In particular, 67 percent of mobile applications had insufficient entropy in their cryptographic algorithms, 50 percent had improper validation of certificates, 41 percent stored sensitive information in clear text, and 40 percent used broken or risky cryptographic algorithms.
"A little bit of developer education on these top four things can make a big difference," he said. "A lot of mobile app developers will say, 'Of course we're encrypting the data in transit.' But a lot of times they're not doing it correctly so it can be easily broken. Writing encryption code is not enough, you have to test it and make sure it's done properly."
In other areas, however, Android and iOS apps had significant differences in areas of vulnerability.
For example, 90 percent of Android apps had problems with code quality -- programming errors not directly linked to any of the top vulnerabilities, but which could still cause logic problems or security holes. But only 14 percent of iOS apps had code quality issues.
Meanwhile, 79 percent of Android apps were vulnerable to CRLF Injection attacks, where attackers insert extra carriage return and line feed characters into data. But CRLF Injections attacks didn't even make the top ten list for iOS vulnerabilities.

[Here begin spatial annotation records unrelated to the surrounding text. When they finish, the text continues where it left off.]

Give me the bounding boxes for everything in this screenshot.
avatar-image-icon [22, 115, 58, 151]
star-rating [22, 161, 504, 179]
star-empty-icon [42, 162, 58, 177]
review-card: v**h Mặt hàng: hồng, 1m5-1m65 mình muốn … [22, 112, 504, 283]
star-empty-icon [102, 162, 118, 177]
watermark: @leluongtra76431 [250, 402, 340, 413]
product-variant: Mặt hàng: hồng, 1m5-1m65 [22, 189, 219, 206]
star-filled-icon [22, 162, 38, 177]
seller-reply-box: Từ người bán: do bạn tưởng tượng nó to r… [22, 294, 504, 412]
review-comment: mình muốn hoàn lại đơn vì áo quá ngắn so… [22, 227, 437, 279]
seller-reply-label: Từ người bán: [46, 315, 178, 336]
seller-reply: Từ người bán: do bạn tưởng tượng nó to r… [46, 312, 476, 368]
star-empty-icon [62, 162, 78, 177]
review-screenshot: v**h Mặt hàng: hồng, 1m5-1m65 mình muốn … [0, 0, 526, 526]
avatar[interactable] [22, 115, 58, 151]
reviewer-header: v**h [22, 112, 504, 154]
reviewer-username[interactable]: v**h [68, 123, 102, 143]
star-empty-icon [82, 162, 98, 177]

Similarly, 84 percent of iOS apps had problems with error handling, but this issue didn't make the top ten list for Android vulnerabilities.
Wysopal suggested that developers use the data in this report so that they know when to pay extra attention to security.
Static and dynamic analysis
There are two basic ways that developers can use automation to find errors in their applications, said Wysopal.
Static analysis simply reads the code and looks for common mistakes.
Dynamic analysis looks at the way that applications actually behave.
"We've heard that developers like dynamic analysis because it's a real, true vulnerability," said Wysopal. "With a static vulnerability, you don't know whether it could actually be exploited in the real world."
However, he said, he was surprised to find out that developers are 28 percent more likely to fix a vulnerability found via static analysis than dynamic analysis.
"I think the reason is that static analysis points to the line of code where the error is," he said. "Dynamic analysis doesn't do that."